How to add an extra model to a built-in Policy / Trainer?

How severe does this issue affect your experience of using Ray?

  • Medium: It contributes to significant difficulty to complete my task, but I can work around it.

Hi, I’m working with a multi-agent goal conditioned environment. I’m using independent PPO policies for each agent.

I want to add another model to each policy (just a linear model in torch), and call it at the start of each episode to select the goal of the agent based on the output of this model. I also need to implement a custom loss to update this new model, based on the episode reward.

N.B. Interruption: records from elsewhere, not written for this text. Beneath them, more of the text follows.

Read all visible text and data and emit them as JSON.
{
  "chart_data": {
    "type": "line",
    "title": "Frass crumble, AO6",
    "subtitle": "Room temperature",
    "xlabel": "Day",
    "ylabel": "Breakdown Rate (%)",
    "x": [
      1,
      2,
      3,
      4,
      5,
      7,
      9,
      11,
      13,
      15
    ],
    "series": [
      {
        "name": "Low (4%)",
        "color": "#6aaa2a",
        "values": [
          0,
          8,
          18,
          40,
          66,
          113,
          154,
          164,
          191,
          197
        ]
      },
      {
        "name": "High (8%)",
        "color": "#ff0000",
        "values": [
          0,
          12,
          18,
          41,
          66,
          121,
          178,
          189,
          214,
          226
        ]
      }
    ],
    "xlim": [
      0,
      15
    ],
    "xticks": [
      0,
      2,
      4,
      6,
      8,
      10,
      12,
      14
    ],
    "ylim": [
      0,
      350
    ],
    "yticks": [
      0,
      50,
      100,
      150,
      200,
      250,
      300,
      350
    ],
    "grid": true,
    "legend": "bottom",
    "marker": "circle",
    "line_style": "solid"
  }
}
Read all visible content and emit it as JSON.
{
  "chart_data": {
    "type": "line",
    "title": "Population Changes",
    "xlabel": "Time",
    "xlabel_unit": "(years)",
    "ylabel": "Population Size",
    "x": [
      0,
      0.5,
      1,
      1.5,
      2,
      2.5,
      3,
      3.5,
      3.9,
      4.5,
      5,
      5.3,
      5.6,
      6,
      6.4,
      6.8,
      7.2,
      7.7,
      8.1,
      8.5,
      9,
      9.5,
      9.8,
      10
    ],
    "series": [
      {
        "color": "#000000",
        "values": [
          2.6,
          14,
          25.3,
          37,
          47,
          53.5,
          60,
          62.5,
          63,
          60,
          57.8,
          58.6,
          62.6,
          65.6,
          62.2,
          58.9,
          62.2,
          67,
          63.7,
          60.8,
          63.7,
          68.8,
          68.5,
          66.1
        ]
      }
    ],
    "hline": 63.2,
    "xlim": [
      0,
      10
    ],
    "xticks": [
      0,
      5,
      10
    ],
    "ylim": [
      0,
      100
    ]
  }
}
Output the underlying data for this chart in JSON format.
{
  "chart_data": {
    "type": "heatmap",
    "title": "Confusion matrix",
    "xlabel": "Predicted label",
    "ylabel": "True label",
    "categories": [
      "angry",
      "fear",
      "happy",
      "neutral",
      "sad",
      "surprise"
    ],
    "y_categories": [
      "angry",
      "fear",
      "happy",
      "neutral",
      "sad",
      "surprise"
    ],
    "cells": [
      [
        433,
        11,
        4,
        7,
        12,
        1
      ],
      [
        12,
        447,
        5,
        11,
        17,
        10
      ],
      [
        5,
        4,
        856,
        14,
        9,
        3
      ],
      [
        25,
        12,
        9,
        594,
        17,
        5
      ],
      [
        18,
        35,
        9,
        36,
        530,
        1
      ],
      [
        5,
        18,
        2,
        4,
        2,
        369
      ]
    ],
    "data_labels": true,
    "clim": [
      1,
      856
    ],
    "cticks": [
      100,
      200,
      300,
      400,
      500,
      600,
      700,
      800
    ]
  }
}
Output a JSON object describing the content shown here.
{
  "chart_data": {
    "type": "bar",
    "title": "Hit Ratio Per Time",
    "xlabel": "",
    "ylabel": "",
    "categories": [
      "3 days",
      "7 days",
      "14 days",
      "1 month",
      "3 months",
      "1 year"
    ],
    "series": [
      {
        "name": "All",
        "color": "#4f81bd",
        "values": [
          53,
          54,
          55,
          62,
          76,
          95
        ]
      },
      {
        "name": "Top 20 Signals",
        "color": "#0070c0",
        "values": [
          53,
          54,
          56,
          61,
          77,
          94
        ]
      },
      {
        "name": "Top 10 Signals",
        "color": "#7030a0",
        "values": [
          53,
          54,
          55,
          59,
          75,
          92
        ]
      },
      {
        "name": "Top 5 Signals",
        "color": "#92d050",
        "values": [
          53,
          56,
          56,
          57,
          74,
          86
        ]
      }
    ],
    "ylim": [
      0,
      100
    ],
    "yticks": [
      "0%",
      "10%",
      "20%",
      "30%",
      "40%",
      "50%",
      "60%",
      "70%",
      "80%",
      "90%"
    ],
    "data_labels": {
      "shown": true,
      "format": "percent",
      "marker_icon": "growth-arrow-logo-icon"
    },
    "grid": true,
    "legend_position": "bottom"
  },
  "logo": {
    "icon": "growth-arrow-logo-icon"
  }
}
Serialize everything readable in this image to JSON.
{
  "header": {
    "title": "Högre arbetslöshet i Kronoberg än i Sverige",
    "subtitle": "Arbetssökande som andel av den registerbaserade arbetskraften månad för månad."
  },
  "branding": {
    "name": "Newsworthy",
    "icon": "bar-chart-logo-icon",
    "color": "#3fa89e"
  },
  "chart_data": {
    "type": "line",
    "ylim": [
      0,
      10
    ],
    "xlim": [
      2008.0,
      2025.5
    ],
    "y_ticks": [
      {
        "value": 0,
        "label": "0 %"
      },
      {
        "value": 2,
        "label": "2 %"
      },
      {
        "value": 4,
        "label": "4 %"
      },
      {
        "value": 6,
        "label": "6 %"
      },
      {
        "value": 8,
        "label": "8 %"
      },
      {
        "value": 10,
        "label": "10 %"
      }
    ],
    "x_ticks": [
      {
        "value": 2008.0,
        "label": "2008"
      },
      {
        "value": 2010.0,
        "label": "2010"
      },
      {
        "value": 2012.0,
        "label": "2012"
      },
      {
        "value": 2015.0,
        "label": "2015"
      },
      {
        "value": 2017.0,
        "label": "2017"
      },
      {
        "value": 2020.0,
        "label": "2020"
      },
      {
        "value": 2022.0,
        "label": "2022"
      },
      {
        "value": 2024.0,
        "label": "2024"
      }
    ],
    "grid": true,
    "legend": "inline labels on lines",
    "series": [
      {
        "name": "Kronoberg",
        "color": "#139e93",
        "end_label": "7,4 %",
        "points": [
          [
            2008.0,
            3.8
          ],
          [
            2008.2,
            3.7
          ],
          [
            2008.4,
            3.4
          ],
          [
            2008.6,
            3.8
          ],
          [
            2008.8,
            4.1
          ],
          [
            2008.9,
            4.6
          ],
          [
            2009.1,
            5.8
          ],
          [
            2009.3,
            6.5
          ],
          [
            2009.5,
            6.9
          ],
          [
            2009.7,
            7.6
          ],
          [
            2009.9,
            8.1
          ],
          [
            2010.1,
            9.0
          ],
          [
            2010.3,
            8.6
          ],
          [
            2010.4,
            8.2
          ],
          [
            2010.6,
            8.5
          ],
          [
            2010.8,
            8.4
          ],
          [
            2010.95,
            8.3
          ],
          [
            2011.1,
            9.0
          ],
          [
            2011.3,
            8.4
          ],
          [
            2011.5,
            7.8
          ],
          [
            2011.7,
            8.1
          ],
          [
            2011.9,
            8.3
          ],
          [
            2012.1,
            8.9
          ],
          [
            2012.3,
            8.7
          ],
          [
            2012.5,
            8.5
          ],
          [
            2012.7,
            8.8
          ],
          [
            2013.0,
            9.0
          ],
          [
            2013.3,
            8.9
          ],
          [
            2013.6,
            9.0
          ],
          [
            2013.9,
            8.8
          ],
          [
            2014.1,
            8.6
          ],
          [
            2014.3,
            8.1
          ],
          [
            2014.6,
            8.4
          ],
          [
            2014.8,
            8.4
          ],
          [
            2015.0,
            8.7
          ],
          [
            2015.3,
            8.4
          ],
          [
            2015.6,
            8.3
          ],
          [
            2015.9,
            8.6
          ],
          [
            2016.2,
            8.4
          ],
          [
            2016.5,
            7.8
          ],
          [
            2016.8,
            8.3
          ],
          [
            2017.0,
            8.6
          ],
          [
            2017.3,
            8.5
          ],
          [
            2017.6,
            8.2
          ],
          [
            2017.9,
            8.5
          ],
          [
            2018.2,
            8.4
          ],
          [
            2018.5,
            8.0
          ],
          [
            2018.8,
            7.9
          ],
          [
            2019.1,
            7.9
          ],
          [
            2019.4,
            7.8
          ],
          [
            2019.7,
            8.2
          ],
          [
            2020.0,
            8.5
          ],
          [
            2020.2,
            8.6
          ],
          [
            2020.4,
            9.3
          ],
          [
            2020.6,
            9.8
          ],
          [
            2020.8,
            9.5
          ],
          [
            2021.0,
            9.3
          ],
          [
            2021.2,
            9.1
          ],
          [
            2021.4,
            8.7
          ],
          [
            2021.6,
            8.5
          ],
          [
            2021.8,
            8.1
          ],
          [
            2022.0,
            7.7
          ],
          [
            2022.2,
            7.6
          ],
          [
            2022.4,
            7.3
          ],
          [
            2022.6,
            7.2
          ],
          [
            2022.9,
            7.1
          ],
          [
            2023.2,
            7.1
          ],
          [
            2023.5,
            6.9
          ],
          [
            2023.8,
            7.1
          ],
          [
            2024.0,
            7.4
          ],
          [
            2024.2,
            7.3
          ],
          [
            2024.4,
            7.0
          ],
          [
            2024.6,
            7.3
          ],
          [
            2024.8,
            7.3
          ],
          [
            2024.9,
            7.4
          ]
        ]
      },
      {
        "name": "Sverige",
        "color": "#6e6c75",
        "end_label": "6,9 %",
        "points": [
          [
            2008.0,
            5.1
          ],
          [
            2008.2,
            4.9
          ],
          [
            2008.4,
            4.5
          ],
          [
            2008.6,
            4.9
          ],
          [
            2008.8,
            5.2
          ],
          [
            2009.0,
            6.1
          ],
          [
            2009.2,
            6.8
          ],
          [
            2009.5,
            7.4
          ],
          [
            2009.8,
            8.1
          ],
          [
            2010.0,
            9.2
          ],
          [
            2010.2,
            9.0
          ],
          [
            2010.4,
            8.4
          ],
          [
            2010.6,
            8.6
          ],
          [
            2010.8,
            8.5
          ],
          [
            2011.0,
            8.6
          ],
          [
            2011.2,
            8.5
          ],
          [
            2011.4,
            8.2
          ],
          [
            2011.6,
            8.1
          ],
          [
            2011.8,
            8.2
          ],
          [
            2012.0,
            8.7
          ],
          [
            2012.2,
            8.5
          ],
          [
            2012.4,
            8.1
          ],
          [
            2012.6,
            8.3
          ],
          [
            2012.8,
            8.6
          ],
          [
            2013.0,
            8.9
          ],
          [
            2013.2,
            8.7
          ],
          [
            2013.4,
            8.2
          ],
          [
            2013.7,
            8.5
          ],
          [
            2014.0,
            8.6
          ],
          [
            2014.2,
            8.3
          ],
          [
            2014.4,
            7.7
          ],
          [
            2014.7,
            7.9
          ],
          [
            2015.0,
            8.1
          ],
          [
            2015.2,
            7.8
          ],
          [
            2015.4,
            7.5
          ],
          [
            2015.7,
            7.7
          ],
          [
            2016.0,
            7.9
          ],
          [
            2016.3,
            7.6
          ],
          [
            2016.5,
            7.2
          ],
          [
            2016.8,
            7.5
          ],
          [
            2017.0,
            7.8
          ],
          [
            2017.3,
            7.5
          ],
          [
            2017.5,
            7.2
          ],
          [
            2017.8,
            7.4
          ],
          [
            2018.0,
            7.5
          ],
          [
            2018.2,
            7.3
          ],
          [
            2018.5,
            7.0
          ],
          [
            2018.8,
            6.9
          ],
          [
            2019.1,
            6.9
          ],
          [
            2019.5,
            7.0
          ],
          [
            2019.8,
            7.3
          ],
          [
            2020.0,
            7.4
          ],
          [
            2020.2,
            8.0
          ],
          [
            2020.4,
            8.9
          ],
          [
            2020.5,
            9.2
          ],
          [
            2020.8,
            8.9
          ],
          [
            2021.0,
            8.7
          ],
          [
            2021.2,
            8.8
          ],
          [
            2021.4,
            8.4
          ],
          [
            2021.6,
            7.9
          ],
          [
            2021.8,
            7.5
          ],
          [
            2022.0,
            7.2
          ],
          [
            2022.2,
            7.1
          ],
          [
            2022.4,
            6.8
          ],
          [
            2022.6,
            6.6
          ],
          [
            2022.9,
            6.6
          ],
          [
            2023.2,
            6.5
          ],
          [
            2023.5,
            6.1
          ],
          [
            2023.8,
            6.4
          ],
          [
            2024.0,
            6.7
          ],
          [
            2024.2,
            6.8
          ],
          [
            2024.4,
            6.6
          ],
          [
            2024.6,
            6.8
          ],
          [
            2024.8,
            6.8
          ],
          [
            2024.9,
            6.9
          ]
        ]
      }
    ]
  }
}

I’ve been reviewing the implementation of torch policies and PPO in torch, however, is not clear to me what changes should I do. For the forward pass (goal selection) I was thinking of calling the model in a custom callback in the on_episode_start method. I’d also add the output of the model to the info, so it’s available later for the backward pass. Does that makes sense?
I don’t have a clear idea on where to compute the loss and update the model.

Hi @emasquil ,

In order to keep track of all variables and “simply” conform with the optimization steps performed by RLlib, you should call the model in a on_episode_start(), which you can simply overwrite with your Policy if your are using RLlib’s new subclassing scheme (available on master. If you are using an older release, you will have to update the policy with it). Your policy can then save the model output and add your custom loss by overwriting the loss() method of your Policy.